Most opinion polls were giving the Congress an edge in the upcoming elections when Modi went to call on Gowda. The former prime minister had until then been waxing eloquent, warning that if his son HD Kumaraswamy tied up with BJP after the polls he would disown him.
Such was the extent of his antipathy towards the BJP. Bets were being placed that the Janata Dal-Secular (JD-S) which had come to grief after sharing power separately with the Congress and the BJP in the past would emerge a king-maker with a hung assembly looming large.
Much as the octogenarian leader is denying that he has softened towards the BJP after that meeting, the writing is on the wall. Given to flattery much like most senior politicians, Gowda now finds merit in Modi as he never did.
Chief Minister Siddaramaiah is left sulking that Modi has hijacked the JD-S away. Indeed, yet another leader has been left high and dry in the wake of Modi’s guile and chicanery. And why not? Politics is a game of strategists who know when and who to strike at. There is no knowing what the actual outcome of the Assembly elections would be.
But with Modi’s blitzkrieg of rallies and the ‘secret’ understanding with the JD-S, there is little doubt that the tables may well have turned on the Congress, led nationwide by an upstart Rahul Gandhi and in the state by a pompous leader who is no match for Modi in realpolitik.
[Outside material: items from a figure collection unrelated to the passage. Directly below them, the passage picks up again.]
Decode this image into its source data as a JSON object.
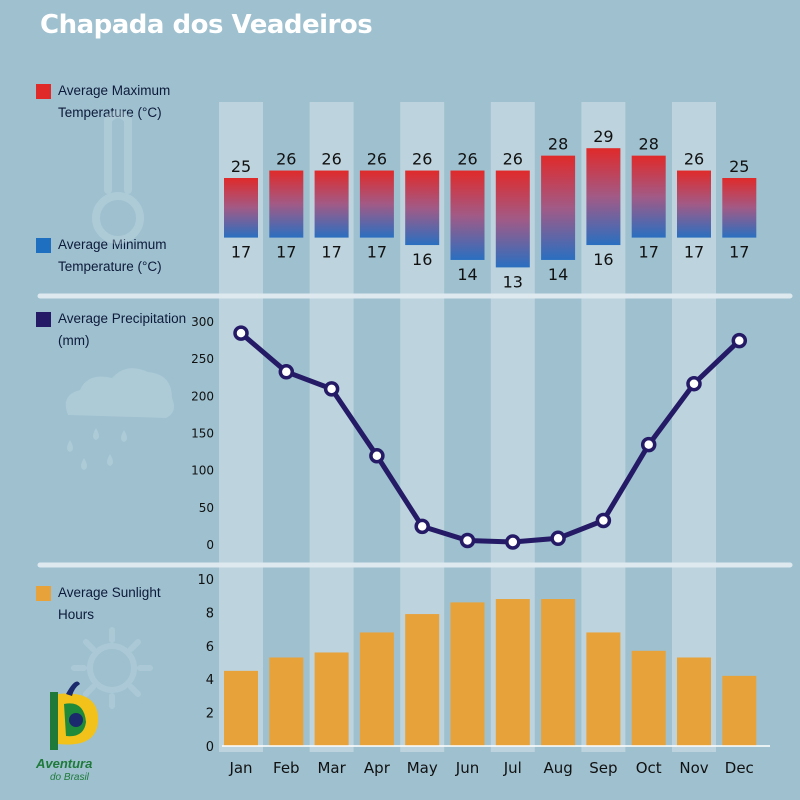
{
  "title": "Chapada dos Veadeiros",
  "legend": {
    "max_temp": "Average Maximum Temperature (°C)",
    "min_temp": "Average Minimum Temperature (°C)",
    "precip": "Average Precipitation (mm)",
    "sunlight": "Average Sunlight Hours"
  },
  "logo": {
    "line1": "Aventura",
    "line2": "do Brasil"
  },
  "icons": [
    "thermometer-icon",
    "rain-cloud-icon",
    "sun-icon",
    "aventura-do-brasil-logo"
  ],
  "colors": {
    "background": "#9ec0cf",
    "max_temp": "#e02a2a",
    "min_temp": "#1f6fc0",
    "precip_line": "#241a66",
    "sunlight_bar": "#e8a23a",
    "column_highlight": "#c7d9e2",
    "title": "#ffffff"
  },
  "chart_data": [
    {
      "type": "bar",
      "subtype": "range",
      "categories": [
        "Jan",
        "Feb",
        "Mar",
        "Apr",
        "May",
        "Jun",
        "Jul",
        "Aug",
        "Sep",
        "Oct",
        "Nov",
        "Dec"
      ],
      "series": [
        {
          "name": "Average Maximum Temperature (°C)",
          "values": [
            25,
            26,
            26,
            26,
            26,
            26,
            26,
            28,
            29,
            28,
            26,
            25
          ]
        },
        {
          "name": "Average Minimum Temperature (°C)",
          "values": [
            17,
            17,
            17,
            17,
            16,
            14,
            13,
            14,
            16,
            17,
            17,
            17
          ]
        }
      ],
      "data_labels": true
    },
    {
      "type": "line",
      "categories": [
        "Jan",
        "Feb",
        "Mar",
        "Apr",
        "May",
        "Jun",
        "Jul",
        "Aug",
        "Sep",
        "Oct",
        "Nov",
        "Dec"
      ],
      "series": [
        {
          "name": "Average Precipitation (mm)",
          "values": [
            285,
            233,
            210,
            120,
            25,
            6,
            4,
            9,
            33,
            135,
            217,
            275
          ]
        }
      ],
      "y_ticks": [
        "0",
        "50",
        "100",
        "150",
        "200",
        "250",
        "300"
      ],
      "ylim": [
        0,
        300
      ],
      "markers": "hollow-circle"
    },
    {
      "type": "bar",
      "categories": [
        "Jan",
        "Feb",
        "Mar",
        "Apr",
        "May",
        "Jun",
        "Jul",
        "Aug",
        "Sep",
        "Oct",
        "Nov",
        "Dec"
      ],
      "series": [
        {
          "name": "Average Sunlight Hours",
          "values": [
            4.5,
            5.3,
            5.6,
            6.8,
            7.9,
            8.6,
            8.8,
            8.8,
            6.8,
            5.7,
            5.3,
            4.2
          ]
        }
      ],
      "y_ticks": [
        "0",
        "2",
        "4",
        "6",
        "8",
        "10"
      ],
      "ylim": [
        0,
        10
      ]
    }
  ]
}
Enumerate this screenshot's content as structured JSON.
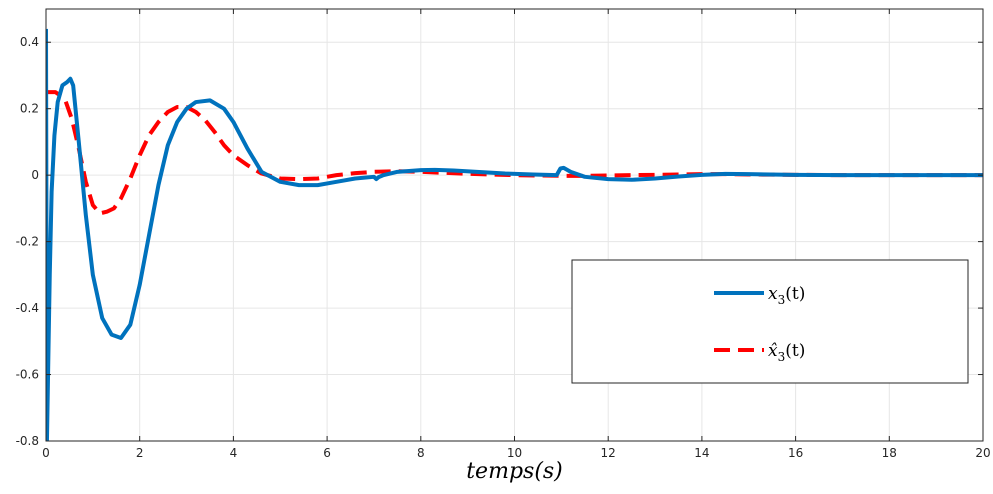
{
  "chart_data": {
    "type": "line",
    "xlabel": "temps(s)",
    "ylabel": "",
    "xlim": [
      0,
      20
    ],
    "ylim": [
      -0.8,
      0.5
    ],
    "grid": true,
    "legend_position": "lower-right",
    "x_ticks": [
      0,
      2,
      4,
      6,
      8,
      10,
      12,
      14,
      16,
      18,
      20
    ],
    "y_ticks": [
      -0.8,
      -0.6,
      -0.4,
      -0.2,
      0,
      0.2,
      0.4
    ],
    "x_tick_labels": [
      "0",
      "2",
      "4",
      "6",
      "8",
      "10",
      "12",
      "14",
      "16",
      "18",
      "20"
    ],
    "y_tick_labels": [
      "-0.8",
      "-0.6",
      "-0.4",
      "-0.2",
      "0",
      "0.2",
      "0.4"
    ],
    "series": [
      {
        "name": "x3(t)",
        "legend_main": "x",
        "legend_sub": "3",
        "legend_suffix": "(t)",
        "color": "#0072BD",
        "style": "solid",
        "x": [
          0,
          0.02,
          0.05,
          0.08,
          0.12,
          0.18,
          0.25,
          0.35,
          0.45,
          0.52,
          0.58,
          0.7,
          0.85,
          1.0,
          1.2,
          1.4,
          1.6,
          1.8,
          2.0,
          2.2,
          2.4,
          2.6,
          2.8,
          3.0,
          3.2,
          3.5,
          3.8,
          4.0,
          4.3,
          4.6,
          5.0,
          5.4,
          5.8,
          6.2,
          6.6,
          7.0,
          7.05,
          7.1,
          7.2,
          7.5,
          8.0,
          8.3,
          8.7,
          9.2,
          9.8,
          10.4,
          10.9,
          10.98,
          11.05,
          11.2,
          11.5,
          12.0,
          12.5,
          13.0,
          13.5,
          14.0,
          14.5,
          15.0,
          16.0,
          17.0,
          18.0,
          19.0,
          20.0
        ],
        "y": [
          0.44,
          -0.8,
          -0.55,
          -0.3,
          -0.05,
          0.12,
          0.22,
          0.27,
          0.28,
          0.29,
          0.27,
          0.1,
          -0.12,
          -0.3,
          -0.43,
          -0.48,
          -0.49,
          -0.45,
          -0.33,
          -0.18,
          -0.03,
          0.09,
          0.16,
          0.2,
          0.22,
          0.225,
          0.2,
          0.16,
          0.08,
          0.01,
          -0.02,
          -0.03,
          -0.03,
          -0.02,
          -0.01,
          -0.005,
          -0.012,
          -0.006,
          0.0,
          0.01,
          0.015,
          0.016,
          0.014,
          0.01,
          0.005,
          0.002,
          0.0,
          0.02,
          0.022,
          0.01,
          -0.005,
          -0.012,
          -0.014,
          -0.01,
          -0.004,
          0.001,
          0.004,
          0.003,
          0.001,
          0.0,
          0.0,
          0.0,
          0.0
        ]
      },
      {
        "name": "x̂3(t)",
        "legend_main": "x̂",
        "legend_sub": "3",
        "legend_suffix": "(t)",
        "color": "#FF0000",
        "style": "dashed",
        "x": [
          0,
          0.2,
          0.4,
          0.55,
          0.7,
          0.85,
          1.0,
          1.15,
          1.3,
          1.45,
          1.6,
          1.8,
          2.0,
          2.2,
          2.4,
          2.6,
          2.8,
          3.0,
          3.2,
          3.4,
          3.6,
          3.8,
          4.0,
          4.3,
          4.6,
          5.0,
          5.4,
          5.8,
          6.2,
          6.6,
          7.0,
          7.5,
          8.0,
          8.5,
          9.0,
          9.5,
          10.0,
          10.5,
          11.0,
          11.5,
          12.0,
          12.5,
          13.0,
          13.5,
          14.0,
          14.5,
          15.0,
          16.0,
          17.0,
          18.0,
          19.0,
          20.0
        ],
        "y": [
          0.25,
          0.25,
          0.23,
          0.17,
          0.08,
          -0.02,
          -0.09,
          -0.115,
          -0.11,
          -0.1,
          -0.07,
          -0.01,
          0.06,
          0.12,
          0.16,
          0.19,
          0.205,
          0.205,
          0.19,
          0.165,
          0.13,
          0.09,
          0.06,
          0.03,
          0.005,
          -0.01,
          -0.012,
          -0.01,
          0.0,
          0.006,
          0.01,
          0.012,
          0.01,
          0.007,
          0.004,
          0.002,
          0.0,
          -0.001,
          -0.002,
          -0.002,
          -0.001,
          0.0,
          0.001,
          0.002,
          0.003,
          0.003,
          0.002,
          0.001,
          0.0,
          0.0,
          0.0,
          0.0
        ]
      }
    ]
  }
}
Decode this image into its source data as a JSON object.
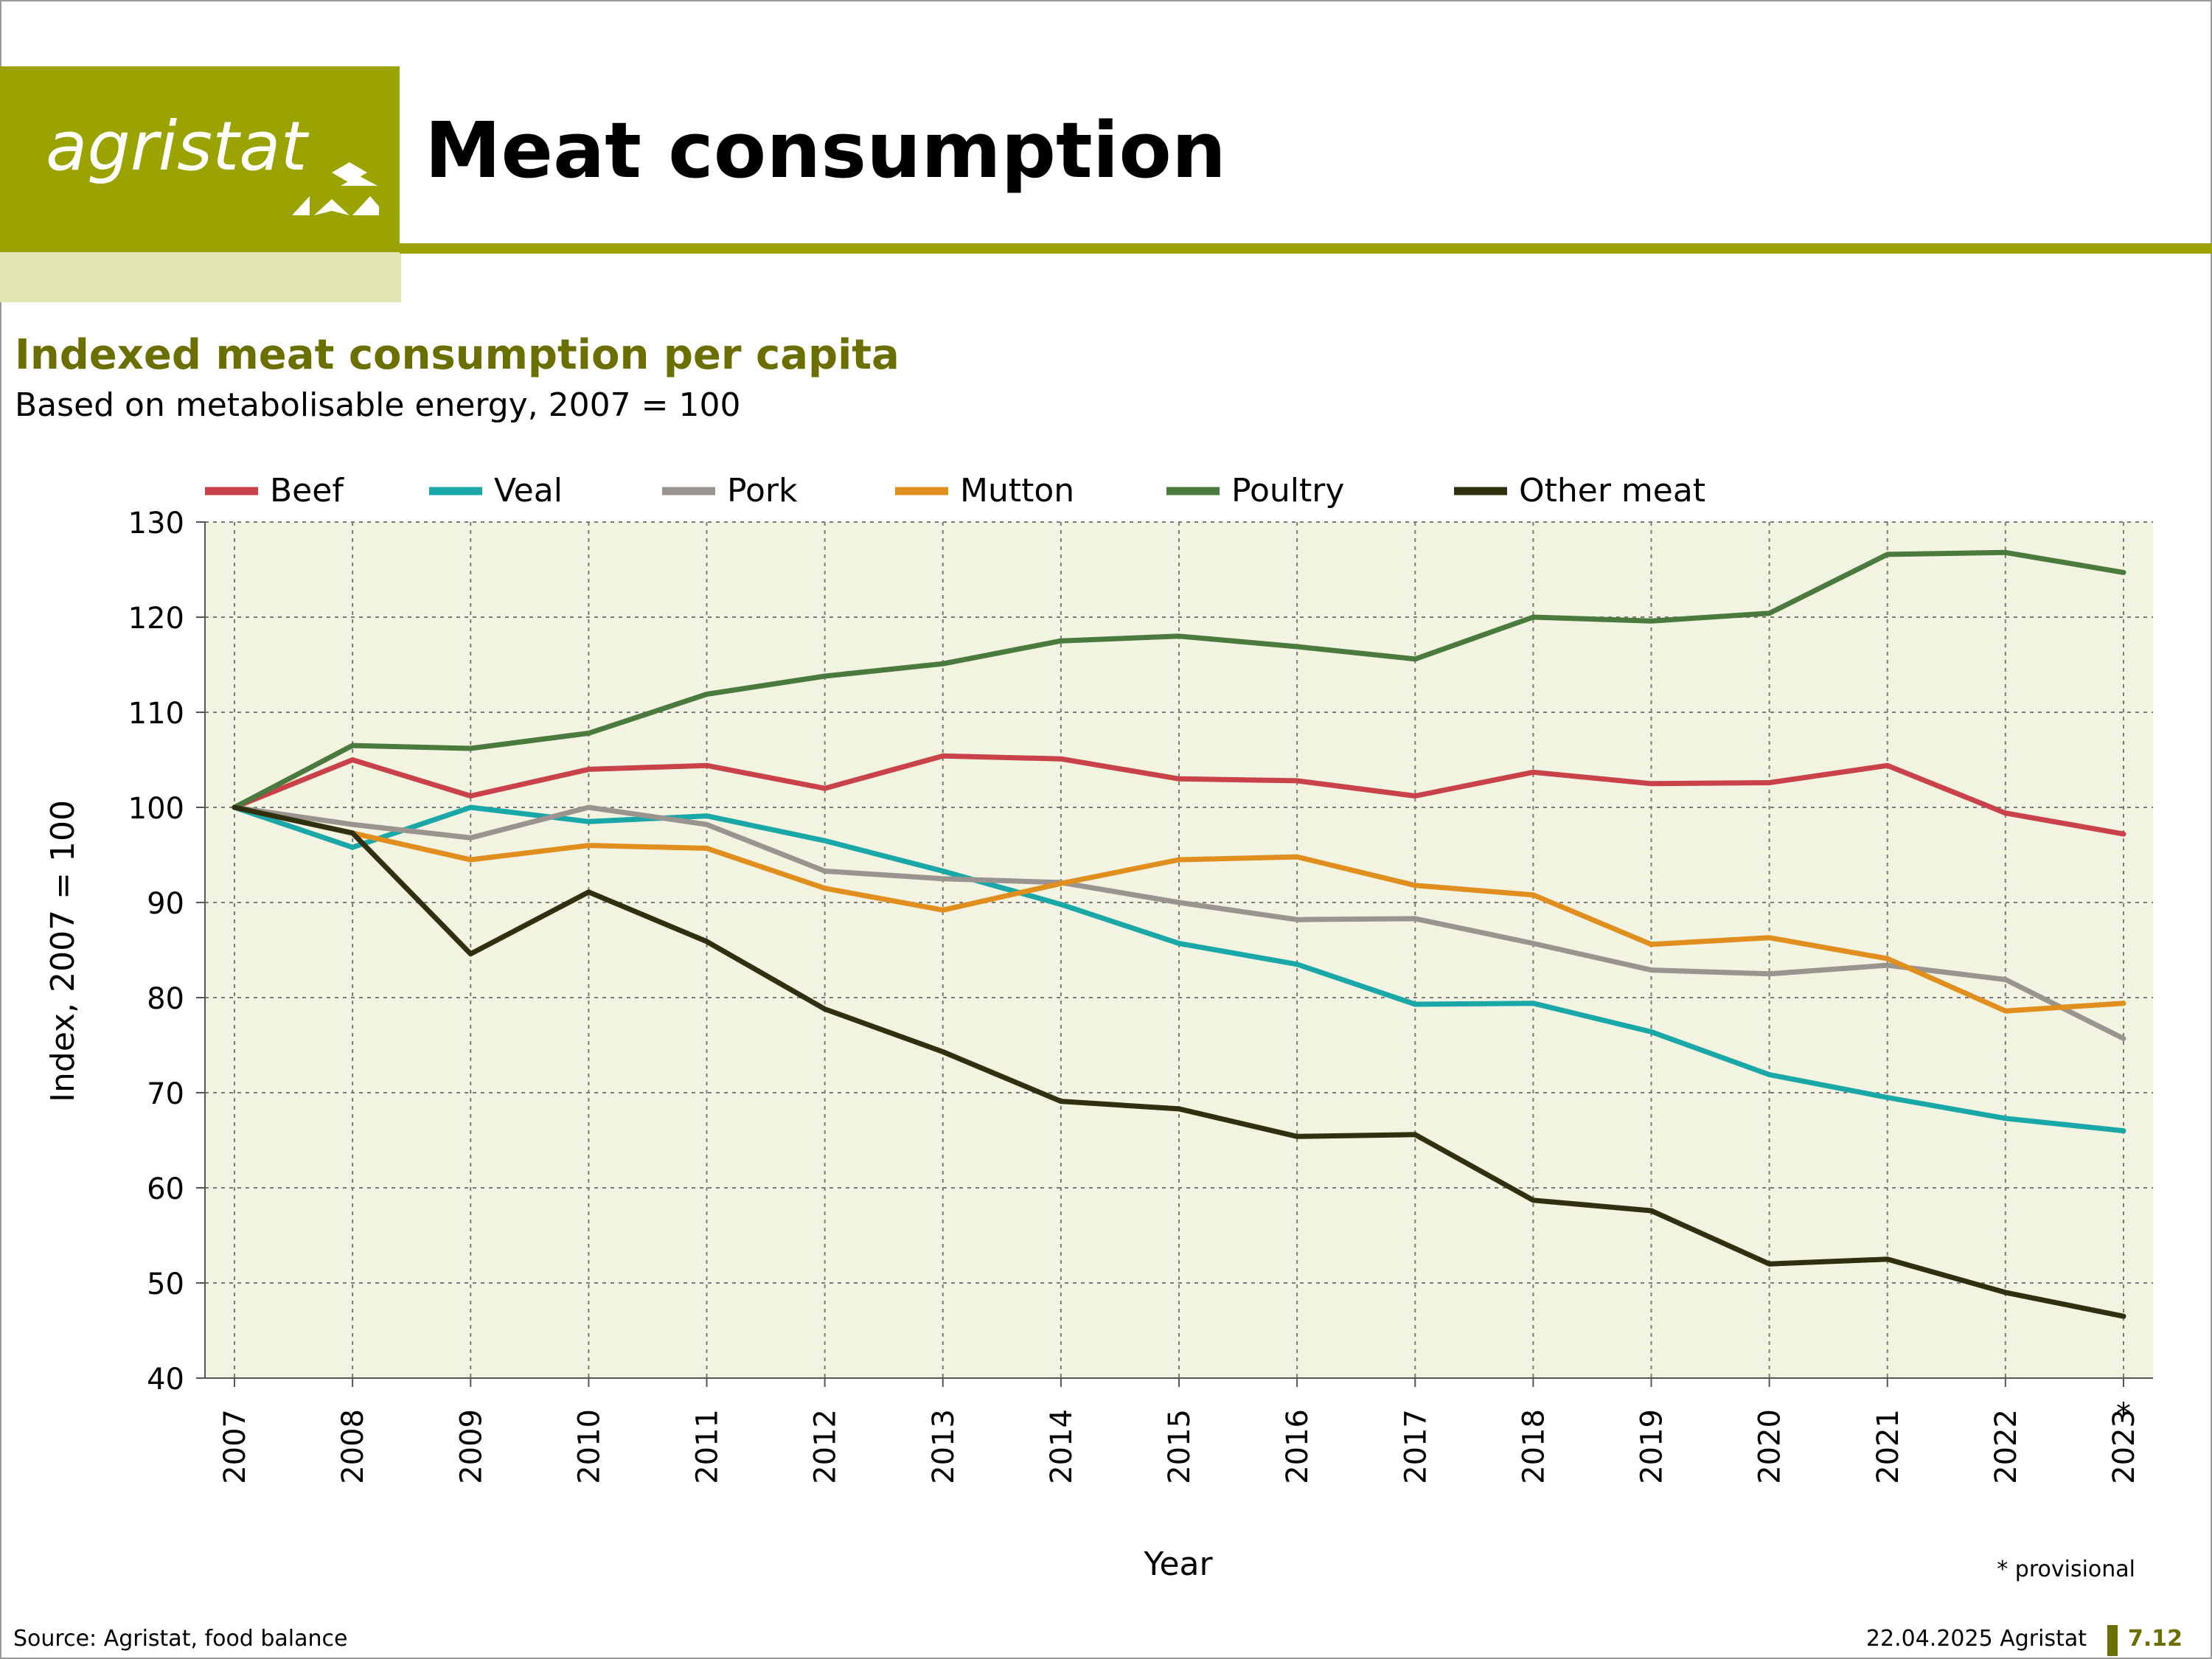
{
  "header": {
    "logo_text": "agristat",
    "title": "Meat consumption"
  },
  "chart_data": {
    "type": "line",
    "title": "Indexed meat consumption per capita",
    "subtitle": "Based on metabolisable energy, 2007 = 100",
    "xlabel": "Year",
    "ylabel": "Index, 2007 = 100",
    "ylim": [
      40,
      130
    ],
    "y_ticks": [
      40,
      50,
      60,
      70,
      80,
      90,
      100,
      110,
      120,
      130
    ],
    "grid": true,
    "legend_position": "top",
    "categories": [
      "2007",
      "2008",
      "2009",
      "2010",
      "2011",
      "2012",
      "2013",
      "2014",
      "2015",
      "2016",
      "2017",
      "2018",
      "2019",
      "2020",
      "2021",
      "2022",
      "2023"
    ],
    "provisional_marker": "*",
    "provisional_category": "2023",
    "series": [
      {
        "name": "Beef",
        "color": "#c9424a",
        "values": [
          100,
          105,
          101.2,
          104,
          104.4,
          102,
          105.4,
          105.1,
          103,
          102.8,
          101.2,
          103.7,
          102.5,
          102.6,
          104.4,
          99.4,
          97.2
        ]
      },
      {
        "name": "Veal",
        "color": "#1aa7a7",
        "values": [
          100,
          95.8,
          100,
          98.5,
          99.1,
          96.5,
          93.3,
          89.8,
          85.7,
          83.5,
          79.3,
          79.4,
          76.4,
          71.9,
          69.5,
          67.3,
          66
        ]
      },
      {
        "name": "Pork",
        "color": "#9a9490",
        "values": [
          100,
          98.2,
          96.8,
          100,
          98.2,
          93.3,
          92.5,
          92.1,
          90,
          88.2,
          88.3,
          85.7,
          82.9,
          82.5,
          83.4,
          81.9,
          75.7
        ]
      },
      {
        "name": "Mutton",
        "color": "#e08f1e",
        "values": [
          100,
          97.3,
          94.5,
          96,
          95.7,
          91.5,
          89.2,
          92,
          94.5,
          94.8,
          91.8,
          90.8,
          85.6,
          86.3,
          84.1,
          78.6,
          79.4
        ]
      },
      {
        "name": "Poultry",
        "color": "#4a7a3e",
        "values": [
          100,
          106.5,
          106.2,
          107.8,
          111.9,
          113.8,
          115.1,
          117.5,
          118,
          116.9,
          115.6,
          120,
          119.6,
          120.4,
          126.6,
          126.8,
          124.7
        ]
      },
      {
        "name": "Other meat",
        "color": "#2e3010",
        "values": [
          100,
          97.3,
          84.6,
          91.1,
          85.9,
          78.8,
          74.3,
          69.1,
          68.3,
          65.4,
          65.6,
          58.7,
          57.6,
          52,
          52.5,
          49,
          46.5
        ]
      }
    ]
  },
  "footer": {
    "source": "Source: Agristat, food balance",
    "provisional_note": "* provisional",
    "date_org": "22.04.2025 Agristat",
    "page_number": "7.12"
  }
}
At the crucial meeting, Modi reminded Gowda of how he had persuaded him not to quit his Lok Sabha seat in line with his (Gowda’s) assertion that he would if the BJP was voted to power in 2014. Gowda acknowledged that whenever he went to meet Modi he was escorted by him from his car to the inside of the Prime Minister’s home personally and likewise when he was returning Modi used to open his car door and respectfully usher him in.
By contrast, Rahul had been mocking at the JD-S as the ‘B’ team of the BJP and taking digs at Gowda and Kumaraswamy. That he will have to pay the price for it is now quite on the cards. The politics of Karnataka has interesting sidelights to it. In 2005, Siddaramaiah, then considered Gowda's protege, had exited the JD-S after Gowda moved his son Kumaraswamy to pole position. Kumaraswamy then went on to bring down Karnataka's first coalition government of the JD-S and the Congress and became Chief Minister with the BJP as his new team-mate. Siddaramaiah joined the Congress, meanwhile, and was elevated to Chief Minister five years ago.
By going out of his way to appease Gowda, Modi is also playing to the Vokkaliga community—a prominent peasant caste of Karnataka—which is a core vote base of the JD-S. Gowda is a Vokkaliga. But it would be foolhardy to underestimate Kumaraswamy. The JD-S leader could still spring a surprise and align with the Congress if he gets his pound of flesh. In the event of a ‘hung’ Assembly if the Congress offers him the chief ministership in a coalition, he can well ditch the BJP, secret agreement or no agreement. He may also bargain for some ‘lucrative’ ministerial berths.
In the battle for control of caste votebanks, the Congress has stolen a march over the BJP and the JD-S by making inroads among the Lingayats who have for long been with the BJP. The state government's decision to seek minority religion status for the politically influential Veerashaiva-Lingayat community from the Centre has proved to be a shot in the arm to the Congress, as a forum of Lingayat seers recently indirectly gave a call to the community to support the party in the upcoming assembly elections.
The jockeying for power is indeed intense with high stakes involved.